TESOL Program Students and Alumni Realize Servant Leadership
Wednesday, January 19, 2022
In design and implementation, the Teaching English to Speakers of Other Languages (TESOL) graduate certificate program inspires students to act on the university mission of servant leadership. In the current 2021-2022 academic year, students and alumni of the program are practicing servant leadership in two clear tangible ways.
During the fall 2021 semester, students in the EDST 6505 TESL Methods I class worked together to construct a website titled, "Confronting Myths about English Learner Students". The website provides public school educators and administrators with "reliable and vetted information they can use to challenge common myths about English Learner (EL) students and their families in public schooling". TESOL graduate students crafted the website from a place of professional advocacy for EL students and their families. As a reliable source of useful information for all involved in public schooling, the website conveys the TESOL program's commitment to servant leadership in education.
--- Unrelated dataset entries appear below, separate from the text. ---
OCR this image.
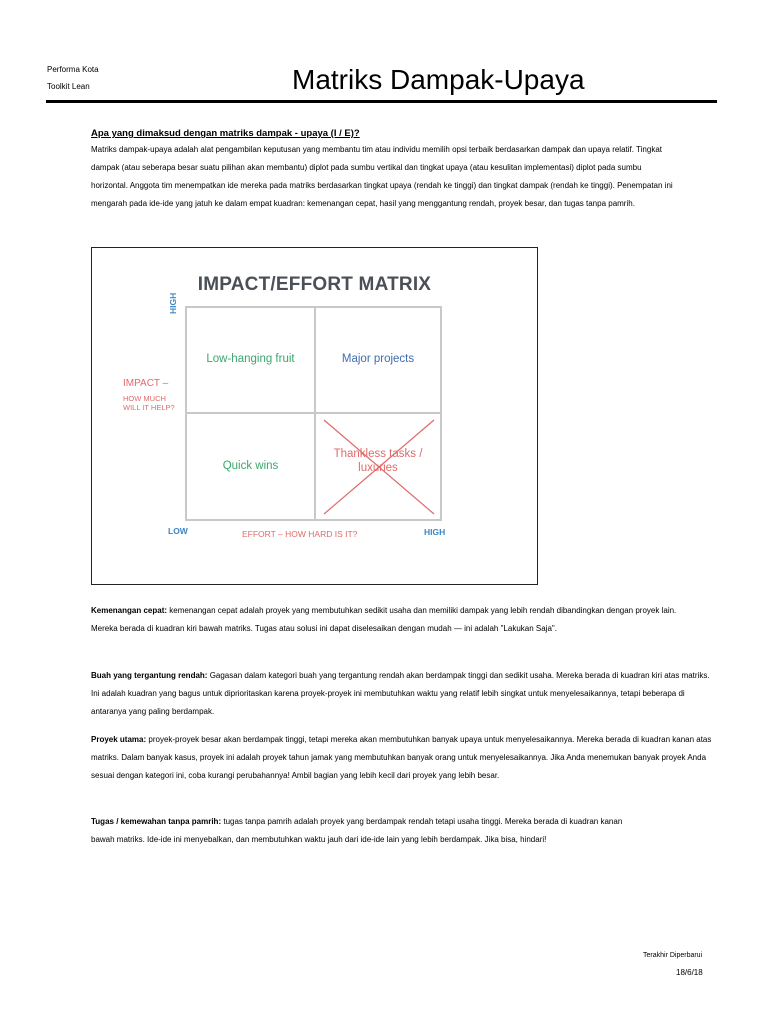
Performa Kota
Toolkit Lean	Matriks Dampak-Upaya
Apa yang dimaksud dengan matriks dampak - upaya (I / E)?
Matriks dampak-upaya adalah alat pengambilan keputusan yang membantu tim atau individu memilih opsi terbaik berdasarkan dampak dan upaya relatif. Tingkat
dampak (atau seberapa besar suatu pilihan akan membantu) diplot pada sumbu vertikal dan tingkat upaya (atau kesulitan implementasi) diplot pada sumbu
horizontal. Anggota tim menempatkan ide mereka pada matriks berdasarkan tingkat upaya (rendah ke tinggi) dan tingkat dampak (rendah ke tinggi). Penempatan ini
mengarah pada ide-ide yang jatuh ke dalam empat kuadran: kemenangan cepat, hasil yang menggantung rendah, proyek besar, dan tugas tanpa pamrih.
IMPACT/EFFORT MATRIX
HIGH
IMPACT –
HOW MUCH
WILL IT HELP?
Low-hanging fruit	Major projects
Quick wins
Thankless tasks /
luxuries
LOW	EFFORT – HOW HARD IS IT?	HIGH
Kemenangan cepat: kemenangan cepat adalah proyek yang membutuhkan sedikit usaha dan memiliki dampak yang lebih rendah dibandingkan dengan proyek lain.
Mereka berada di kuadran kiri bawah matriks. Tugas atau solusi ini dapat diselesaikan dengan mudah — ini adalah "Lakukan Saja".
Buah yang tergantung rendah: Gagasan dalam kategori buah yang tergantung rendah akan berdampak tinggi dan sedikit usaha. Mereka berada di kuadran kiri atas matriks.
Ini adalah kuadran yang bagus untuk diprioritaskan karena proyek-proyek ini membutuhkan waktu yang relatif lebih singkat untuk menyelesaikannya, tetapi beberapa di
antaranya yang paling berdampak.
Proyek utama: proyek-proyek besar akan berdampak tinggi, tetapi mereka akan membutuhkan banyak upaya untuk menyelesaikannya. Mereka berada di kuadran kanan atas
matriks. Dalam banyak kasus, proyek ini adalah proyek tahun jamak yang membutuhkan banyak orang untuk menyelesaikannya. Jika Anda menemukan banyak proyek Anda
sesuai dengan kategori ini, coba kurangi perubahannya! Ambil bagian yang lebih kecil dari proyek yang lebih besar.
Tugas / kemewahan tanpa pamrih: tugas tanpa pamrih adalah proyek yang berdampak rendah tetapi usaha tinggi. Mereka berada di kuadran kanan
bawah matriks. Ide-ide ini menyebalkan, dan membutuhkan waktu jauh dari ide-ide lain yang lebih berdampak. Jika bisa, hindari!
Terakhir Diperbarui
18/6/18
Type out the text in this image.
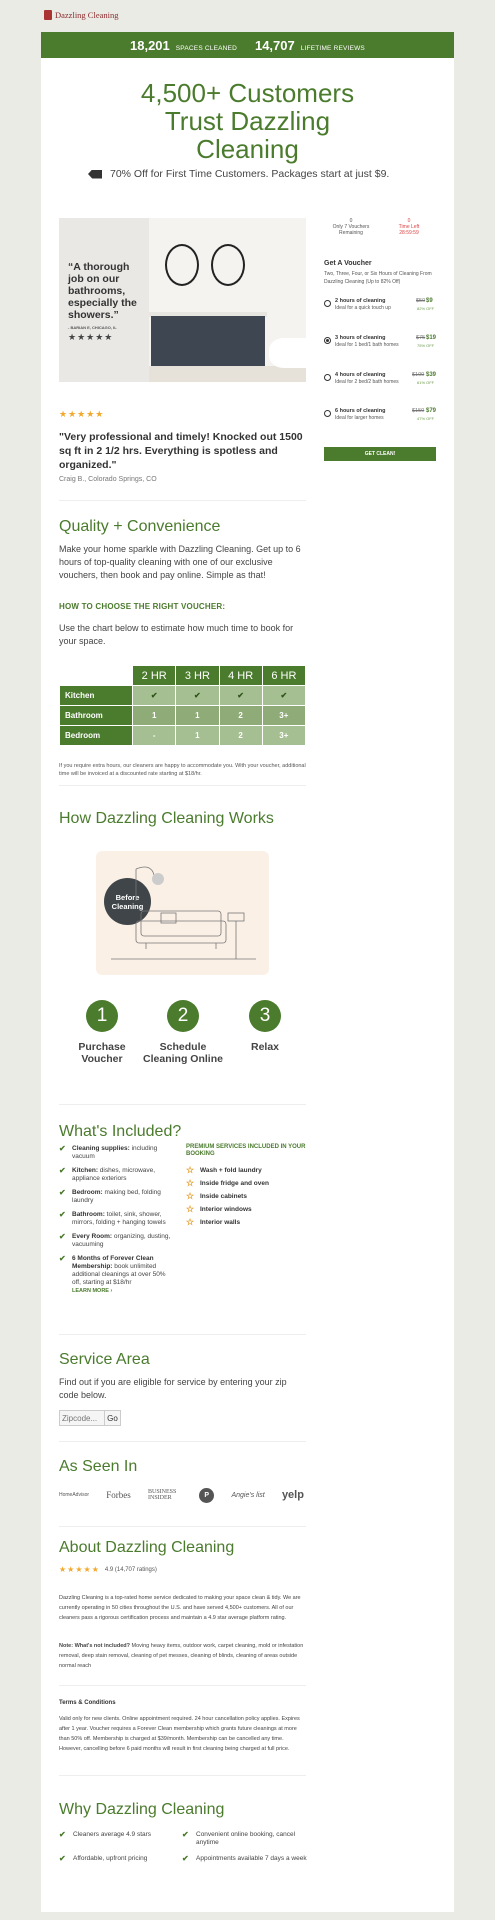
Dazzling Cleaning
18,201 SPACES CLEANED 14,707 LIFETIME REVIEWS
4,500+ Customers
Trust Dazzling
Cleaning
70% Off for First Time Customers. Packages start at just $9.
“A thorough job on our bathrooms, especially the showers.”
- BARIAN E, CHICAGO, IL
★★★★★
0
Only 7 Vouchers Remaining
0
Time Left
28:59:59
Get A Voucher
Two, Three, Four, or Six Hours of Cleaning From Dazzling Cleaning (Up to 82% Off)
2 hours of cleaning
Ideal for a quick touch up
$50 $9
82% OFF
3 hours of cleaning
Ideal for 1 bed/1 bath homes
$75 $19
75% OFF
4 hours of cleaning
Ideal for 2 bed/2 bath homes
$100 $39
61% OFF
6 hours of cleaning
Ideal for larger homes
$150 $79
47% OFF
GET CLEAN!
★★★★★
"Very professional and timely! Knocked out 1500 sq ft in 2 1/2 hrs. Everything is spotless and organized."
Craig B., Colorado Springs, CO
Quality + Convenience
Make your home sparkle with Dazzling Cleaning. Get up to 6 hours of top-quality cleaning with one of our exclusive vouchers, then book and pay online. Simple as that!
HOW TO CHOOSE THE RIGHT VOUCHER:
Use the chart below to estimate how much time to book for your space.
	2 HR	3 HR	4 HR	6 HR
Kitchen	✔	✔	✔	✔
Bathroom	1	1	2	3+
Bedroom	-	1	2	3+
If you require extra hours, our cleaners are happy to accommodate you. With your voucher, additional time will be invoiced at a discounted rate starting at $18/hr.
How Dazzling Cleaning Works
Before Cleaning
1
Purchase Voucher
2
Schedule Cleaning Online
3
Relax
What's Included?
✔ Cleaning supplies: including vacuum
✔ Kitchen: dishes, microwave, appliance exteriors
✔ Bedroom: making bed, folding laundry
✔ Bathroom: toilet, sink, shower, mirrors, folding + hanging towels
✔ Every Room: organizing, dusting, vacuuming
✔ 6 Months of Forever Clean Membership: book unlimited additional cleanings at over 50% off, starting at $18/hr
LEARN MORE ›
PREMIUM SERVICES INCLUDED IN YOUR BOOKING
☆ Wash + fold laundry
☆ Inside fridge and oven
☆ Inside cabinets
☆ Interior windows
☆ Interior walls
Service Area
Find out if you are eligible for service by entering your zip code below.
Zipcode...
Go
As Seen In
HomeAdvisor Forbes	BUSINESS INSIDER	P	Angie's list yelp
About Dazzling Cleaning
★★★★★ 4.9 (14,707 ratings)
Dazzling Cleaning is a top-rated home service dedicated to making your space clean & tidy. We are currently operating in 50 cities throughout the U.S. and have served 4,500+ customers. All of our cleaners pass a rigorous certification process and maintain a 4.9 star average platform rating.
Note: What's not included? Moving heavy items, outdoor work, carpet cleaning, mold or infestation removal, deep stain removal, cleaning of pet messes, cleaning of blinds, cleaning of areas outside normal reach
Terms & Conditions
Valid only for new clients. Online appointment required. 24 hour cancellation policy applies. Expires after 1 year. Voucher requires a Forever Clean membership which grants future cleanings at more than 50% off. Membership is charged at $39/month. Membership can be cancelled any time. However, cancelling before 6 paid months will result in first cleaning being charged at full price.
Why Dazzling Cleaning
✔ Cleaners average 4.9 stars	✔ Convenient online booking, cancel anytime
✔ Affordable, upfront pricing	✔ Appointments available 7 days a week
Another way the TESOL Program is encouraging servant leadership is in TESOL Ambassadors, a new initiative launched this spring semester. In this initiative, program alumni volunteer to provide newcomer students peer guidance and mentoring. The ambassador further functions as an initial hub of the newcomer's professional network. Although the ambassador commitment is for one semester only, it is predicted that ambassadors and newcomers will remain in contact as professional colleagues for years beyond that initial semester. In their volunteerism and in their service to others, TESOL program alumni exemplify the best principles of servant leadership in the field of education.
The TESOL graduate certificate program prepares current and future classroom teachers with the knowledge and skills they need to teach English to individuals learning English as an additional language. The program provides New Jersey state-certified K-12 teachers with university coursework leading to an additional teaching endorsement in K-12 English as a Second Language (ESL).